The main issue with your current approach is that it has already defined what each course requires as facts. This means that none of these facts can be contradicted without making the program unsatisfiable. What we need to solve the problem you have posed is a disjunction between the courses that have the same requirements. If we define our facts like the following:
% fulfills(course, requirement)
fulfills(cs_1,1).
fulfills(cs_2,2).
fulfills(cs_3,3) | fulfills(cs_4,3).
it becomes much easier to define a rule to get us the info we want. From this list of facts, we can see that we cs_1 fulfills requirement 1, cs_2 fulfills requirement 2, and either cs_3 or cs_4 fulfills requirement 3. This means that we cannot have both fulfills(cs_3,3) and fulfills(cs_4,3) in our answer set. Instead, we can have only one of these facts since if we had both our set would not be minimal.

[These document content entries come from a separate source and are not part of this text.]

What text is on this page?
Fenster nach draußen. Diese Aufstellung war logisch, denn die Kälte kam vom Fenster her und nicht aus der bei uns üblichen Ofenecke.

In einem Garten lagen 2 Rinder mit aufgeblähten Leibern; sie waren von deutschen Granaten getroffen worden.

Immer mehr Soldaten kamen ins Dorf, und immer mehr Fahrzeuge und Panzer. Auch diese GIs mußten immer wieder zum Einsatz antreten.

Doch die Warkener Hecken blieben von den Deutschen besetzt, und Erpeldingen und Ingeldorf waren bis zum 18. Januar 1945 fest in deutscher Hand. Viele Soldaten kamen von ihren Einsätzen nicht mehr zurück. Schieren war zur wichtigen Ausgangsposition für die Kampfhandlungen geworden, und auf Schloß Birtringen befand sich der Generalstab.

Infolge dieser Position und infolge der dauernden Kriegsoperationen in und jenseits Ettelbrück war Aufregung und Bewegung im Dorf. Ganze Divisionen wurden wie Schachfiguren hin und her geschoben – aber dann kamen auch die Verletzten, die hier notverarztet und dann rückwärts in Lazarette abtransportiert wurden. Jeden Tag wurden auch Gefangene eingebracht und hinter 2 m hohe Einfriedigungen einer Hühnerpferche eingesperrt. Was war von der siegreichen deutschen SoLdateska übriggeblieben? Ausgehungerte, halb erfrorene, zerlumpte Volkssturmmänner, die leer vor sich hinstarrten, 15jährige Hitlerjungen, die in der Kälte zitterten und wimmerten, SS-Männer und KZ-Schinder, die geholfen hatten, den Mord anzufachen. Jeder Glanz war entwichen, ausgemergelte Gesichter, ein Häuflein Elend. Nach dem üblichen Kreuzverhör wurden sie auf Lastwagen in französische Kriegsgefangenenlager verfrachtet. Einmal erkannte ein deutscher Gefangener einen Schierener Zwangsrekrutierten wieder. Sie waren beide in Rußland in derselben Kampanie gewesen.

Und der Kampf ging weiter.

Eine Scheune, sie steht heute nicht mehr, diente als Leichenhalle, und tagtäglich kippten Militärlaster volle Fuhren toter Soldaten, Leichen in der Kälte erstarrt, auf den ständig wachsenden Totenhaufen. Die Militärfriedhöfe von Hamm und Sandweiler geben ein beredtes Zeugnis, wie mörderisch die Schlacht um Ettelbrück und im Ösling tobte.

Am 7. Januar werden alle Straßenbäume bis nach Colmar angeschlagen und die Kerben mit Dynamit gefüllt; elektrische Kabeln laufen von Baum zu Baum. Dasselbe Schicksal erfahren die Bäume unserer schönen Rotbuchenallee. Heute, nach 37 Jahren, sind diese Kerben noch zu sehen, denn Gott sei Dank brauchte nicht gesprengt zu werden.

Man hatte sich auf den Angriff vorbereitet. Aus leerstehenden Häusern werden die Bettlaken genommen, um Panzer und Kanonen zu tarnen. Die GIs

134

Although we could write some rules to pare down the answer sets that this generates or define more relationships, the program is good as-is! It generates the following, which matches your desired results:
Answer: 1
fulfills(cs_1,1) fulfills(cs_2,2) fulfills(cs_3,3)
Answer: 2
fulfills(cs_1,1) fulfills(cs_2,2) fulfills(cs_4,3)
SATISFIABLE
Models : 2
Calls : 1
Time : 0.001s (Solving: 0.00s 1st Model: 0.00s Unsat: 0.00s)
CPU Time : 0.000s
We can then extend it to more courses and requirements:
fulfills(cs_1,1).
fulfills(cs_2,2) | fulfills(cs_3,2).
fulfills(cs_4,3) | fulfills(cs_5,3).
fulfills(cs_6,4) | fulfills(cs_7,4) | fulfills(cs_8,4).
fulfills(cs_9, 5).
which gives us a lot more possibilities:
Answer: 1
fulfills(cs_1,1) fulfills(cs_9,5) fulfills(cs_6,4) fulfills(cs_4,3) fulfills(cs_2,2)
Answer: 2
fulfills(cs_1,1) fulfills(cs_9,5) fulfills(cs_6,4) fulfills(cs_4,3) fulfills(cs_3,2)
Answer: 3
fulfills(cs_1,1) fulfills(cs_9,5) fulfills(cs_6,4) fulfills(cs_5,3) fulfills(cs_2,2)
Answer: 4
fulfills(cs_1,1) fulfills(cs_9,5) fulfills(cs_6,4) fulfills(cs_5,3) fulfills(cs_3,2)
Answer: 5
fulfills(cs_1,1) fulfills(cs_9,5) fulfills(cs_8,4) fulfills(cs_4,3) fulfills(cs_3,2)
Answer: 6
fulfills(cs_1,1) fulfills(cs_9,5) fulfills(cs_8,4) fulfills(cs_5,3) fulfills(cs_3,2)
Answer: 7
fulfills(cs_1,1) fulfills(cs_9,5) fulfills(cs_8,4) fulfills(cs_4,3) fulfills(cs_2,2)
Answer: 8
fulfills(cs_1,1) fulfills(cs_9,5) fulfills(cs_8,4) fulfills(cs_5,3) fulfills(cs_2,2)
Answer: 9
fulfills(cs_1,1) fulfills(cs_9,5) fulfills(cs_7,4) fulfills(cs_4,3) fulfills(cs_3,2)
Answer: 10
fulfills(cs_1,1) fulfills(cs_9,5) fulfills(cs_7,4) fulfills(cs_4,3) fulfills(cs_2,2)
Answer: 11
fulfills(cs_1,1) fulfills(cs_9,5) fulfills(cs_7,4) fulfills(cs_5,3) fulfills(cs_3,2)
Answer: 12
fulfills(cs_1,1) fulfills(cs_9,5) fulfills(cs_7,4) fulfills(cs_5,3) fulfills(cs_2,2)
SATISFIABLE
Models : 12
Calls : 1
Time : 0.002s (Solving: 0.00s 1st Model: 0.00s Unsat: 0.00s)
CPU Time : 0.000s
if we want, we could even drop the second argument to fulfills since we're not using it for anything yet. The following yields the same results as our first example:
course(cs_1).
course(cs_2).
course(cs_3) | course(cs_4).
Typically, we will start an answer set program by defining all of our possible facts and their disjunctions and then limiting them with rules. For this program we have a rather small starting set, but they can get quite large so complex rules can come in handy. However, for this problem we don't need any!
(Hey Dr. Ricks, this is Isaac from Game Programming/Image Processing! Stumbled upon your question, hopefully my answer is helpful!)